The preview accepts some kwargs to further control the styling of significance bars. For once, using annotate_pvals we can switch the labelling on and off. Then, using pval_kws we can provide a dictionary with styling parameters.

[12]:

fig = results.preview(figsize=(8,5), pval_kws=dict(style="*"))

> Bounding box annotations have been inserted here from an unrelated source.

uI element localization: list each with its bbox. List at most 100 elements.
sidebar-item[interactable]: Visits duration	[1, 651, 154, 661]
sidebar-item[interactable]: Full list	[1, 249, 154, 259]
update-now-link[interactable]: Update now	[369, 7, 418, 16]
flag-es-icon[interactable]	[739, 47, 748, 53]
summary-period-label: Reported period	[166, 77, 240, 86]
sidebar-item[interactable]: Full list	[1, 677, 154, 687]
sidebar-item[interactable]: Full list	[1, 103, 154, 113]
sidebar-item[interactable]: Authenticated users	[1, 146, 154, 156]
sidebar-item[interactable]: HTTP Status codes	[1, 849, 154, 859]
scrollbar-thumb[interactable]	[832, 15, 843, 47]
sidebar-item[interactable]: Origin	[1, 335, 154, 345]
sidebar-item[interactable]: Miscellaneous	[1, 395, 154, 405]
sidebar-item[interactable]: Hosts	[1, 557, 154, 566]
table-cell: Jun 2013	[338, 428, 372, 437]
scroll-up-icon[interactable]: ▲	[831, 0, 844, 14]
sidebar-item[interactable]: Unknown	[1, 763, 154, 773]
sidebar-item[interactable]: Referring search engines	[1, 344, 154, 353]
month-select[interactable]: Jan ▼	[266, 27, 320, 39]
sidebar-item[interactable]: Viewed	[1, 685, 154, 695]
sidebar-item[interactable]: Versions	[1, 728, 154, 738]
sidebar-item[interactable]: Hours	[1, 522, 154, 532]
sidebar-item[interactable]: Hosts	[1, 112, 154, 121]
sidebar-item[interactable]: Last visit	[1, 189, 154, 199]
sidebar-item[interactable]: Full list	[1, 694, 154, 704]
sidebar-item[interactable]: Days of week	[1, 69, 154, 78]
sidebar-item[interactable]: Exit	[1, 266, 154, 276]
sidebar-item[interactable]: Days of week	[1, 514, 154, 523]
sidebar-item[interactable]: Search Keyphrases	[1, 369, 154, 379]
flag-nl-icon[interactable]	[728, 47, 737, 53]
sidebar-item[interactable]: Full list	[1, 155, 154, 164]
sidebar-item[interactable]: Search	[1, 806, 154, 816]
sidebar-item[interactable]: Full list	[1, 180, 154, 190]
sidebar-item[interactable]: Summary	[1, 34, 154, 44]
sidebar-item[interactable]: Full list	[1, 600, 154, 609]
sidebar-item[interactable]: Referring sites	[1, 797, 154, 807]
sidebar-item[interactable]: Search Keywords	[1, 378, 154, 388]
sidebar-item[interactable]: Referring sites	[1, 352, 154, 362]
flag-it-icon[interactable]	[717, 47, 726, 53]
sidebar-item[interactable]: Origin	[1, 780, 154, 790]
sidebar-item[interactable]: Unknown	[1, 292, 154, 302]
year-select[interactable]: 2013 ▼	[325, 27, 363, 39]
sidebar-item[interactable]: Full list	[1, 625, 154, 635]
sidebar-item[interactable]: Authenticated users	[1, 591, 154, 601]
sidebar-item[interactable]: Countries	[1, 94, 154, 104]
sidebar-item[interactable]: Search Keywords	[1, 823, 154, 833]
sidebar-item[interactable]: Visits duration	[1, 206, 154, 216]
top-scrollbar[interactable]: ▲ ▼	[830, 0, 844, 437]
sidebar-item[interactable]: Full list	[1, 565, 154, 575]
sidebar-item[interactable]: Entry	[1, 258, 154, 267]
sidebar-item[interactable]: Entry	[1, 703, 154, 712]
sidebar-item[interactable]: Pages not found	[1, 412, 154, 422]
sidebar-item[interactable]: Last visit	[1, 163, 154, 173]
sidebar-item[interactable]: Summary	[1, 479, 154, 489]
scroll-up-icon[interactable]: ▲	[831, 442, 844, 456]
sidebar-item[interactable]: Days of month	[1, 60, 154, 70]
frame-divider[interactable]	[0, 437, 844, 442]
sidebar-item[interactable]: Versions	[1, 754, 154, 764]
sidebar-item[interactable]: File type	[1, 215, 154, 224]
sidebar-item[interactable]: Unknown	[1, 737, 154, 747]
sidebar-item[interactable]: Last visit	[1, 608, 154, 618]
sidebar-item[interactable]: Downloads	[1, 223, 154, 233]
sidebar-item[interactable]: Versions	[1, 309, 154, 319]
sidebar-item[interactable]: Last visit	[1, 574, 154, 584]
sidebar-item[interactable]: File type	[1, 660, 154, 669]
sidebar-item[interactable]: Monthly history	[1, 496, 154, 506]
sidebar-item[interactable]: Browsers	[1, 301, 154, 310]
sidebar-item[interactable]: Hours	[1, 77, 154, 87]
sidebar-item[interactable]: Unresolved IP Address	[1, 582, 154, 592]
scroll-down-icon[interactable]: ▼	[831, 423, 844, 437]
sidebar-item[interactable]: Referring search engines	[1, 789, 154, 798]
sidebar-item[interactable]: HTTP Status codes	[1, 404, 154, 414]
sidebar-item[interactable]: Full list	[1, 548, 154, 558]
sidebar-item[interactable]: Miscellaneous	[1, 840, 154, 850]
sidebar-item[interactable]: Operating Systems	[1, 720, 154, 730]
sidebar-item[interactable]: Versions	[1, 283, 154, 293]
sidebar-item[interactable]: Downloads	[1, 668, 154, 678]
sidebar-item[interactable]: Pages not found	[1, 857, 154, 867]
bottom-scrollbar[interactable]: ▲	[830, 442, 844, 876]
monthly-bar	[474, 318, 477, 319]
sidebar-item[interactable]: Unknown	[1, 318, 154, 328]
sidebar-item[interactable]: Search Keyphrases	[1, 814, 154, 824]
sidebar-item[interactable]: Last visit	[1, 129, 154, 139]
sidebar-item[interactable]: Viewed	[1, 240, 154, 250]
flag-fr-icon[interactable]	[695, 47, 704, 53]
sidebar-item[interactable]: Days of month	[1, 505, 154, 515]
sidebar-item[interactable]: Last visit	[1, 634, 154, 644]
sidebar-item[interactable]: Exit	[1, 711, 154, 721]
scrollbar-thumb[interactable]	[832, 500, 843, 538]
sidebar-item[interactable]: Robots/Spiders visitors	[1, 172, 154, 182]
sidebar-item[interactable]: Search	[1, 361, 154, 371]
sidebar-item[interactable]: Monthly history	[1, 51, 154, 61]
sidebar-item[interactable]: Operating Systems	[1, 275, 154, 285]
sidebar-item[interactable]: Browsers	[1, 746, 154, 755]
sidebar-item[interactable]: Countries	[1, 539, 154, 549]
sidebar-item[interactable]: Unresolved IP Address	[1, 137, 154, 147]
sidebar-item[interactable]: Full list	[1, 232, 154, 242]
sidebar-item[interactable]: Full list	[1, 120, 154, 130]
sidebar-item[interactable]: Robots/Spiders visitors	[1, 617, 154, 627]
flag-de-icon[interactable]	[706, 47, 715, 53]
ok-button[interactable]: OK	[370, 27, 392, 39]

../_images/tutorials_10_statistical_tests_17_0.png

3 - Evaluating our data with ANOVA

Instead of comparing individual pairs within our data, we can also check if there is overall variance across all groups per assay. To do this, we can use assaywise_anova instead of assaywise_ttests. The resulting table summarizes the p-value in each analysed assay.

[13]:

anova = qstats.assaywise_anova(results)
anova.to_df()

[13]:

id	pval	stat
HNRNPL_nmd_rel_28S+actin	7.798242e-18	383.446724
HNRNPL_prot_rel_28S+actin	1.239437e-04	11.642482
SRSF11_nmd_rel_28S+actin	9.027072e-15	185.855714
SRSF11_prot_rel_28S+actin	7.159838e-05	12.701184

Of course, if in your data the groups are are more meaningful than assays, then qpcr also offers the same functions in group-wise mode through groupwise_ttests and groupwise_anova.

Alright, with this we have reached the end of this tutorial on the statistical tests that can be directly performed using qpcr - congrats!